L’on sacralisait ainsi le souverain en lui prêtant une origine divine appelée « gök ». Comme pour Oguz Khan ainsi que pour les aïeux des Türks leurs liens directs avec Gök  « le ciel » -Tanri  « dieu »  leurs assuraient une origine divine.

 

Selon les anciens Türks la seul chose de sacrée était Tanri « Dieu » Créateur de tout l’Univers. En quelques sortes Dieu n’était pas le ciel en lui-même puisque le ciel et la terre n’étaient qu’une émanation matérielle qui fessait partie de sa création.

 

Les anciens Türks croyaient qu’il n’y avait qu’un seul Gök « ciel » et qu’elle recouvrait la terre telle une coupole.

Par contre  les anciens Türks croyaient qu’au-dessus de cette coupole existait beaucoup plus de cieux.  Ils considéraient qu’il y avait des cieux qui recouvraient le soleil, la lune, les étoiles mais qu’au-dessus de ce tout ces cieux il n’existait qu’un seul Ciel celui ou trône Dieu.

 

Au début les anciens Türks n’avaient pas subdivisé les cieux cela viendra plus tard suite à des influences étrangères, il sera alors question de sept ou même de neuf étages. On remarquera dans la légende d’Oghuz Khan des divergences entres l’ère Göktürk et l’ère Oïghour , les premiers vivaient leurs croyances ancestrales jusqu’au jour où leurs chemins rencontra celui des Oïghours.

 

Les Oïghours  étaient un peuple qui avaient commercé avec la Chine, ils y avaient rencontrés plein de gens de divers horizon qui éveilla en eux un  intérêt pour les grandes religions de l’époque. 

 

Le commerce n’était pas une tâche vraiment cohérente avec la nature guerrière des anciens Türks. La religion des anciens Türks réclamait discipline, et obéissance à l’autorité.

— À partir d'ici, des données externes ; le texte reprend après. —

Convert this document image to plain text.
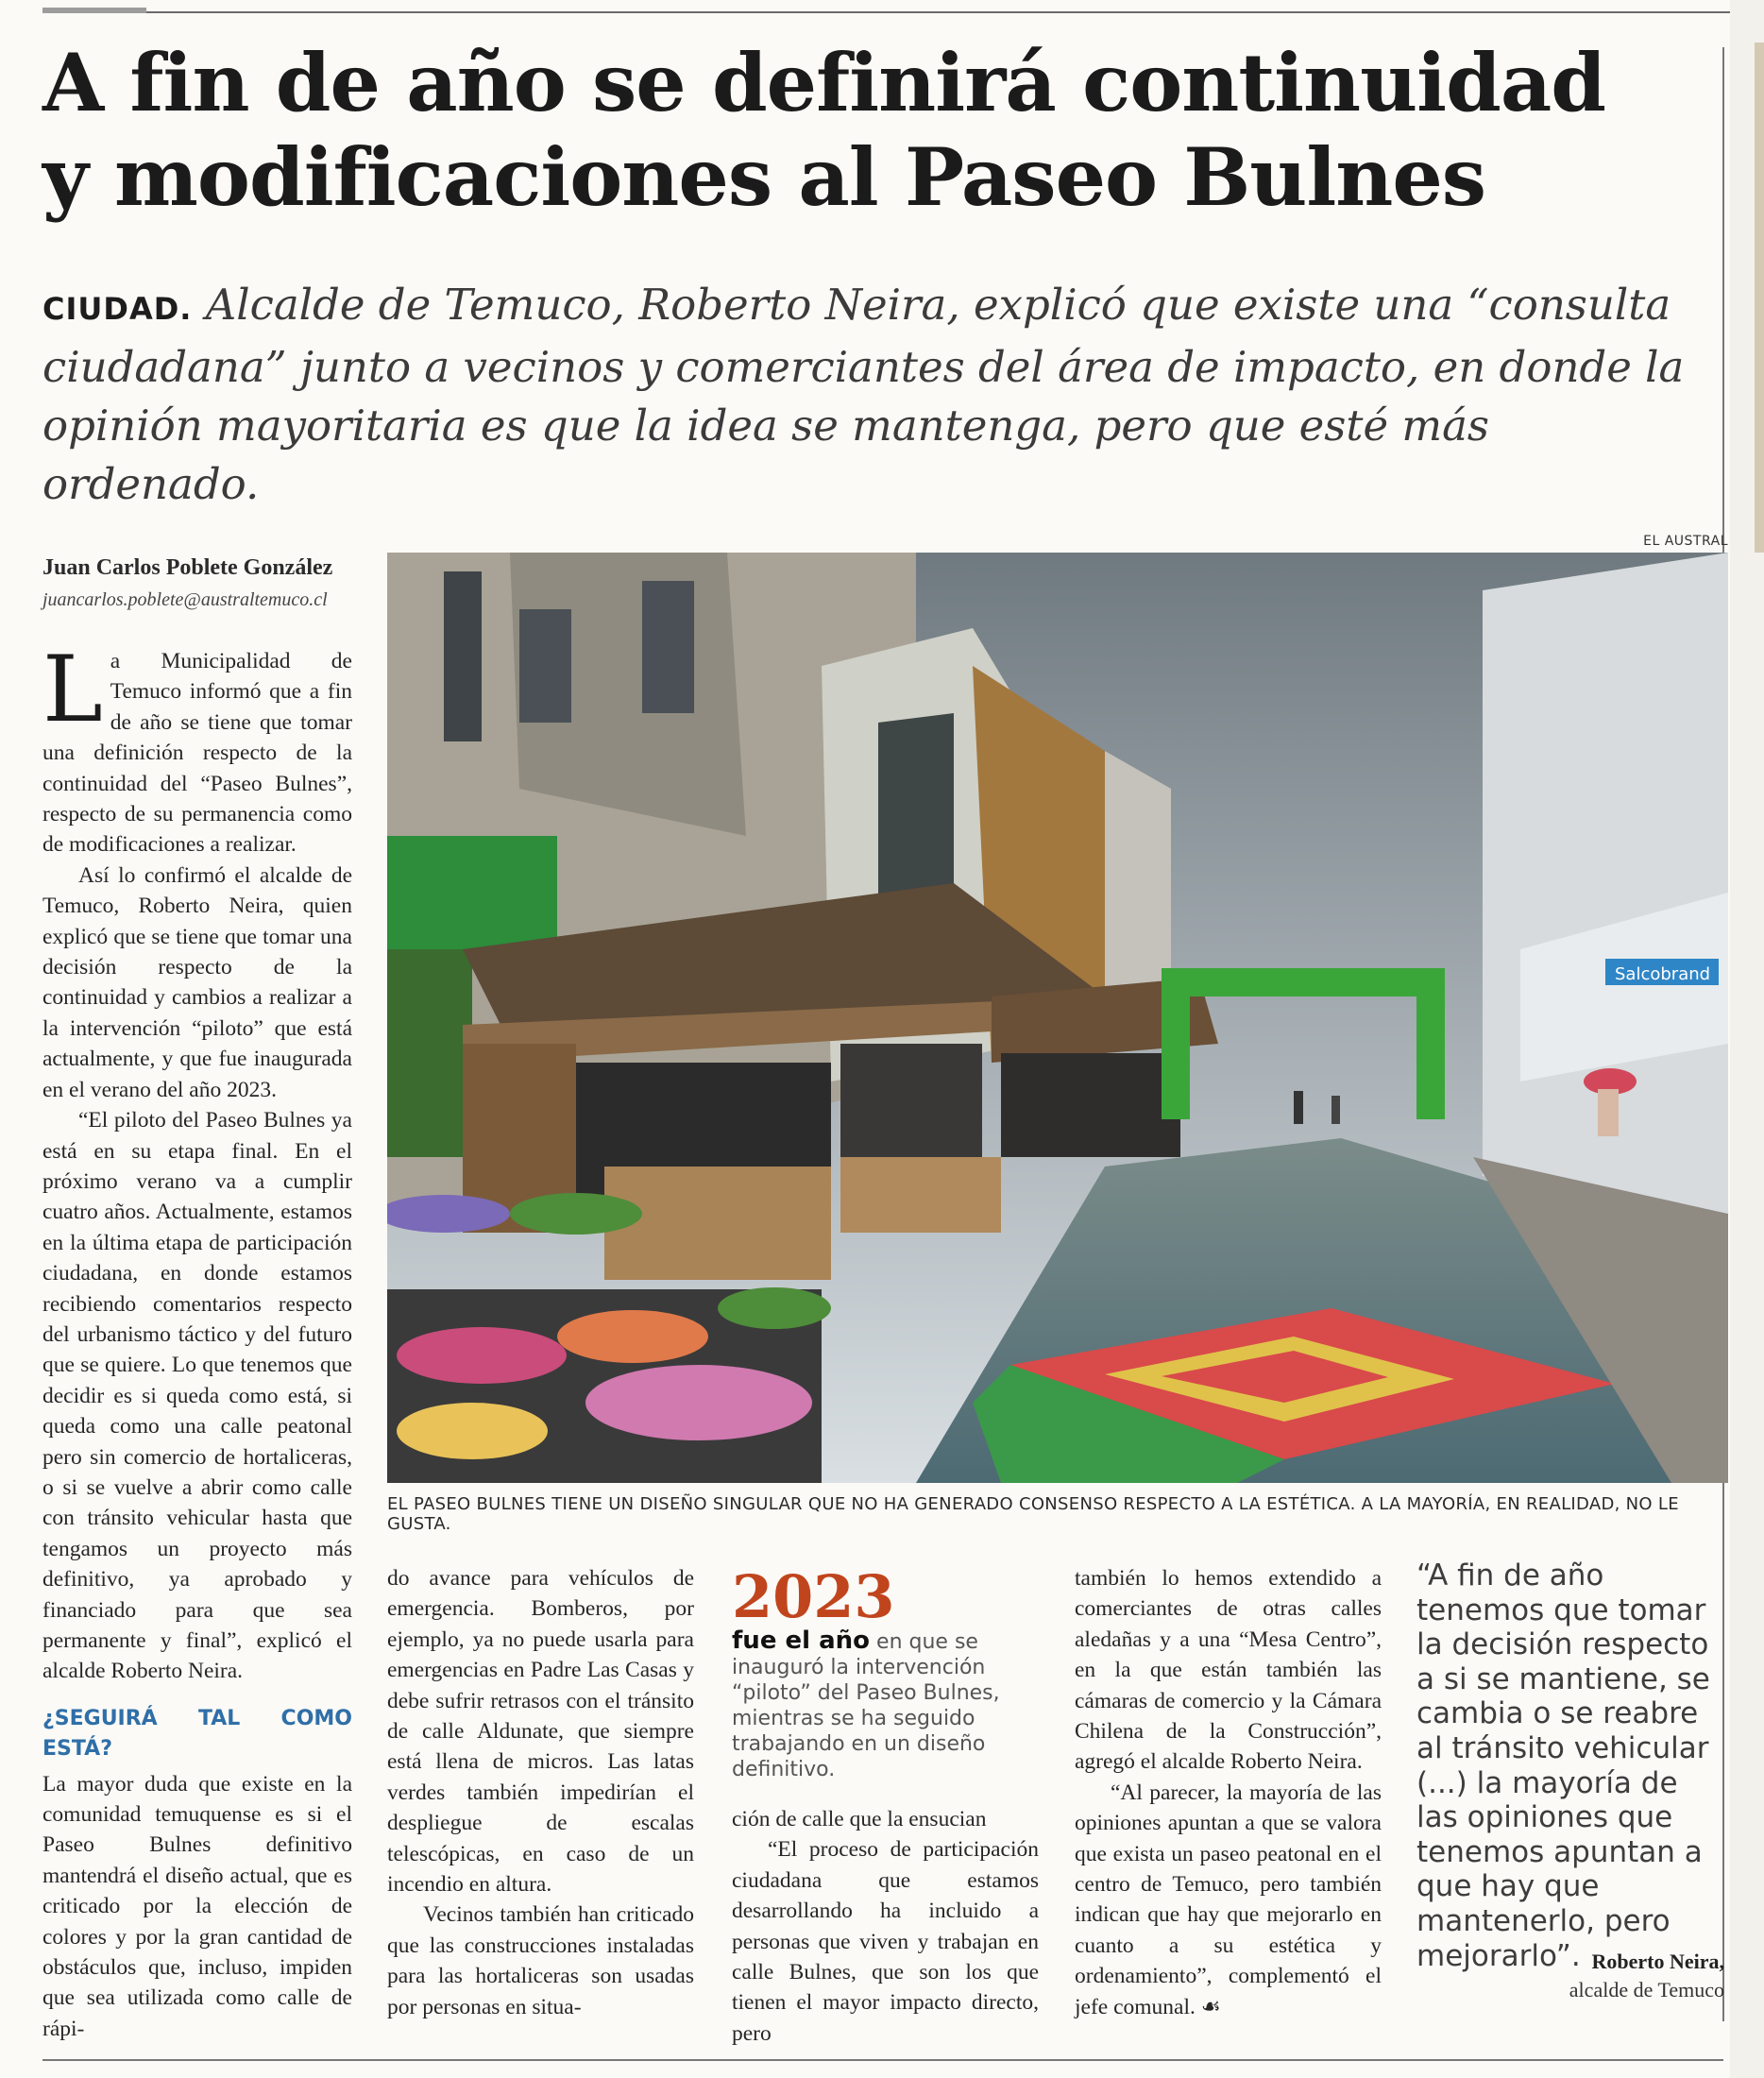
A fin de año se definirá continuidad
y modificaciones al Paseo Bulnes
CIUDAD. Alcalde de Temuco, Roberto Neira, explicó que existe una “consulta ciudadana” junto a vecinos y comerciantes del área de impacto, en donde la opinión mayoritaria es que la idea se mantenga, pero que esté más ordenado.
Juan Carlos Poblete González
juancarlos.poblete@australtemuco.cl
EL AUSTRAL
Salcobrand
EL PASEO BULNES TIENE UN DISEÑO SINGULAR QUE NO HA GENERADO CONSENSO RESPECTO A LA ESTÉTICA. A LA MAYORÍA, EN REALIDAD, NO LE GUSTA.

La Municipalidad de Temuco informó que a fin de año se tiene que tomar una definición respecto de la continuidad del “Paseo Bulnes”, respecto de su permanencia como de modificaciones a realizar.

Así lo confirmó el alcalde de Temuco, Roberto Neira, quien explicó que se tiene que tomar una decisión respecto de la continuidad y cambios a realizar a la intervención “piloto” que está actualmente, y que fue inaugurada en el verano del año 2023.

“El piloto del Paseo Bulnes ya está en su etapa final. En el próximo verano va a cumplir cuatro años. Actualmente, estamos en la última etapa de participación ciudadana, en donde estamos recibiendo comentarios respecto del urbanismo táctico y del futuro que se quiere. Lo que tenemos que decidir es si queda como está, si queda como una calle peatonal pero sin comercio de hortaliceras, o si se vuelve a abrir como calle con tránsito vehicular hasta que tengamos un proyecto más definitivo, ya aprobado y financiado para que sea permanente y final”, explicó el alcalde Roberto Neira.

¿SEGUIRÁ TAL COMO ESTÁ?

La mayor duda que existe en la comunidad temuquense es si el Paseo Bulnes definitivo mantendrá el diseño actual, que es criticado por la elección de colores y por la gran cantidad de obstáculos que, incluso, impiden que sea utilizada como calle de rápi-

do avance para vehículos de emergencia. Bomberos, por ejemplo, ya no puede usarla para emergencias en Padre Las Casas y debe sufrir retrasos con el tránsito de calle Aldunate, que siempre está llena de micros. Las latas verdes también impedirían el despliegue de escalas telescópicas, en caso de un incendio en altura.

Vecinos también han criticado que las construcciones instaladas para las hortaliceras son usadas por personas en situa-

2023
fue el año en que se inauguró la intervención “piloto” del Paseo Bulnes, mientras se ha seguido trabajando en un diseño definitivo.

ción de calle que la ensucian

“El proceso de participación ciudadana que estamos desarrollando ha incluido a personas que viven y trabajan en calle Bulnes, que son los que tienen el mayor impacto directo, pero

también lo hemos extendido a comerciantes de otras calles aledañas y a una “Mesa Centro”, en la que están también las cámaras de comercio y la Cámara Chilena de la Construcción”, agregó el alcalde Roberto Neira.

“Al parecer, la mayoría de las opiniones apuntan a que se valora que exista un paseo peatonal en el centro de Temuco, pero también indican que hay que mejorarlo en cuanto a su estética y ordenamiento”, complementó el jefe comunal. ☙

“A fin de año tenemos que tomar la decisión respecto a si se mantiene, se cambia o se reabre al tránsito vehicular (...) la mayoría de las opiniones que tenemos apuntan a que hay que mantenerlo, pero mejorarlo”. Roberto Neira,
alcalde de Temuco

Effectivement  la société était très hiérarchisée et l’on gagnait ces galons à sa seule valeur guerrière.

 

Tandis que la vie quasi sédentaire de commerçant que vivaient une grandes parties de la population Oïghours était plus reposante, plus tranquille et donc plus pacifique.

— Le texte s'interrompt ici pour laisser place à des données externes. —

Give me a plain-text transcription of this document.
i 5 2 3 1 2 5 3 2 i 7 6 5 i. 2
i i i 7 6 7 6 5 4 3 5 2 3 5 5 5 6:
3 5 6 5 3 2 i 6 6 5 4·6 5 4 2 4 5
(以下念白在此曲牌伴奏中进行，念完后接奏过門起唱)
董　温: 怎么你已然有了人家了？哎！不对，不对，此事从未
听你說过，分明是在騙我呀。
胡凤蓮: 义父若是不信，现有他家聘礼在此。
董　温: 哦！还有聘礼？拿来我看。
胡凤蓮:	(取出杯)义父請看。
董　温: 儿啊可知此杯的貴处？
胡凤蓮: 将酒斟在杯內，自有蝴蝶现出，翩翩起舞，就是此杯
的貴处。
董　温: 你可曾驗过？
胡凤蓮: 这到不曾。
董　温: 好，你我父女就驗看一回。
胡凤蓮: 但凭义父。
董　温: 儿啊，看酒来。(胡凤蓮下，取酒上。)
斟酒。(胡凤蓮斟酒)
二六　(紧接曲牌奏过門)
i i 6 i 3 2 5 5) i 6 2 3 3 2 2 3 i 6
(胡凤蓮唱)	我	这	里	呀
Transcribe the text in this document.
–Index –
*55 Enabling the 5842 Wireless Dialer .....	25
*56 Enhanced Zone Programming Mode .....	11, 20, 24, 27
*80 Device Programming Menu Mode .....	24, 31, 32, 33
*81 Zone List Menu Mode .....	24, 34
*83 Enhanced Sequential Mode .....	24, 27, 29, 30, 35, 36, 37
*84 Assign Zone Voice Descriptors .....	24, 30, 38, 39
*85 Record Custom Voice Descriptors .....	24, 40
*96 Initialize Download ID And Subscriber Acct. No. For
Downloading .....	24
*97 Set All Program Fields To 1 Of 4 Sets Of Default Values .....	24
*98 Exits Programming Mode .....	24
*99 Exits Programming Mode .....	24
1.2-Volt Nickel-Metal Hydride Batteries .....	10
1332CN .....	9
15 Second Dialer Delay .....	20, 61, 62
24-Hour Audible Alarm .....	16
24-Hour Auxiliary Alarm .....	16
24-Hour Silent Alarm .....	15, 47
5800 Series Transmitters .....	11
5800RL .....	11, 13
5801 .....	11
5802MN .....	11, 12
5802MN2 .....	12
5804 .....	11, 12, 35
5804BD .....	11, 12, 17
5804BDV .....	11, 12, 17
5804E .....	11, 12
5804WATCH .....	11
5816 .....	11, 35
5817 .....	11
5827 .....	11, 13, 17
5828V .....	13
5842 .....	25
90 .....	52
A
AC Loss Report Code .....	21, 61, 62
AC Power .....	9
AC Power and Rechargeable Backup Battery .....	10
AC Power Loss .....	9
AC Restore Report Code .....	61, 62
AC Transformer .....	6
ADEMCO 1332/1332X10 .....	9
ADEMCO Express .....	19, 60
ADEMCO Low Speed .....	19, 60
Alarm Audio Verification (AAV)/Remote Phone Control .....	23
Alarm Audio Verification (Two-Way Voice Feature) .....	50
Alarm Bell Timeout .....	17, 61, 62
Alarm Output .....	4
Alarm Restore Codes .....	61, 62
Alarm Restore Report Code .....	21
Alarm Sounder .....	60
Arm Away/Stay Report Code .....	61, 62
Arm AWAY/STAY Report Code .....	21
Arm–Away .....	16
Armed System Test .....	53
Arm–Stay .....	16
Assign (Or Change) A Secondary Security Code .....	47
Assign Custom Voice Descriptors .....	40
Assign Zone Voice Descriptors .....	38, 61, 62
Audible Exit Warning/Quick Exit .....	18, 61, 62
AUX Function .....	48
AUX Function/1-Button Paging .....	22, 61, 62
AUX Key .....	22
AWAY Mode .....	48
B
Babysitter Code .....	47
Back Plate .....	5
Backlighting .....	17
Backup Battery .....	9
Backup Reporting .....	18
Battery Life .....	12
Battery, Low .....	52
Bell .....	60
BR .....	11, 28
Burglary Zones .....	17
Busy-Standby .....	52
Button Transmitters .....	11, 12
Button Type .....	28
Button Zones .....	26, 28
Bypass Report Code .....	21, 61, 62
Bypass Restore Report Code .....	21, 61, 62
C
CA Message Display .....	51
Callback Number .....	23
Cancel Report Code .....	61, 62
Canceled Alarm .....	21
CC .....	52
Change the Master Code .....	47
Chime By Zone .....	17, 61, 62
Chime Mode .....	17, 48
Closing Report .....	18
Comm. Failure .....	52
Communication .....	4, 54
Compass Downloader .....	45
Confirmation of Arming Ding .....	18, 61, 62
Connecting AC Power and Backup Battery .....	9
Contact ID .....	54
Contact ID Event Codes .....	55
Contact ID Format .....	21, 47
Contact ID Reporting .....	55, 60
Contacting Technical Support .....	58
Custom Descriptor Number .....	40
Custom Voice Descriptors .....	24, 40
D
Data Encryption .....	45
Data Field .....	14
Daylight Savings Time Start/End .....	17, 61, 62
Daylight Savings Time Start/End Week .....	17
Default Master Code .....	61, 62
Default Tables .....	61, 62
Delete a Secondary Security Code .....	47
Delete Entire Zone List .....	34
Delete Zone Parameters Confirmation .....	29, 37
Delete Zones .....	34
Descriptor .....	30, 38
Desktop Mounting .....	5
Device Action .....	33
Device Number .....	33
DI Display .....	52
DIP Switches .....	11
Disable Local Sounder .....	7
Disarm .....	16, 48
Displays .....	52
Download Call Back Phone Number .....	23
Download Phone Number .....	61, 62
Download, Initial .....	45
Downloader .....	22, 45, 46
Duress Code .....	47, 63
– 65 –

Alors que les anciens Türks croyaient à Gök-Tanri et à ces émanations, il en était tout autres chez les Oïghours qui se convertirent en grande masse à la religion manichéiste venus de Perse et la lune prit une place très importante dans leurs croyances. Alors que chez les anciens peuples Türks, ce qui était vraiment sacré c’était le soleil qui réchauffe la terre.

 

Le choix de passer du soleil à la lune, l’abandon des anciennes croyances du peuple Oïghour  peut être considéré comme le début d’une nouvelle ère dans le mode de pensée des peuples de la steppe.

 

C’est pour cette raison que dans la légende d’Oghuz Khan d’après les Oïghours, Oghuz Khan cesse d’être le fils du soleil pour devenir le fils de la lune.

 

Petit extrait : « Ces yeux se sont éclairés et illuminés, Ay-Kagan (roi de la lune) en ce jour à eu un fils ! »

 

Même dans la légende des Oghuz qui viennent tout récemment de se convertir à l’Islam on retrouvera des motifs des anciennes croyances des Türks.

 

Bien entendu beaucoup de ces anciennes croyances sont en crontradiction directe avec les règles fondamentales de la loi islamique. C’est pourquoi on trouvera d’énorme exemple de texte de la légende d’Oghuz Khan remanié pour devenir tolérable pour l’islam.

 

D’après les légendes écrites après l’avènement de l’islam parmi les peuples Türks, le père de Oghuz Khan se nommait Kara Khan et ce choix n’était pas anodin. Chez les anciens peuples Türks « Kara » et « Ak » ne voulais rien d’autres que noir et blanc deux noms qui différenciaient deux tribus l’une de l’autre.

 

 

 

Mais l’on peut remarquer qu’il n’existait pas de discrimination entre eux. Les Türks tout fraîchement convertit à l’Islam nommaient le père d’Oghuz Khan , Kara Khan parce que ce dernier n’était pas convertit à l’Islam. Il aurait même essayé d’empêché son fils d’embrasser l’Islam.

 

Par contre un point que nous devrons pas manquer de relever,  c’est le rapport bien plus fort qu’Oghuz Khan entretient avec  sa mère.

 

Petit extrait : « Trois jours et trois nuits sont passés, et ils n’est pas venus à sa mère, n’a pas bu une seule goutte de son sein.

Et sa mère se mit à pleurer, son cœur se brisa parce qu’Oghuz Khan refusa de boire son lait. Désespéré, elle s’enroulait à son berceau en l’implorant de boire ne sois ce qu’un peu de son lait!».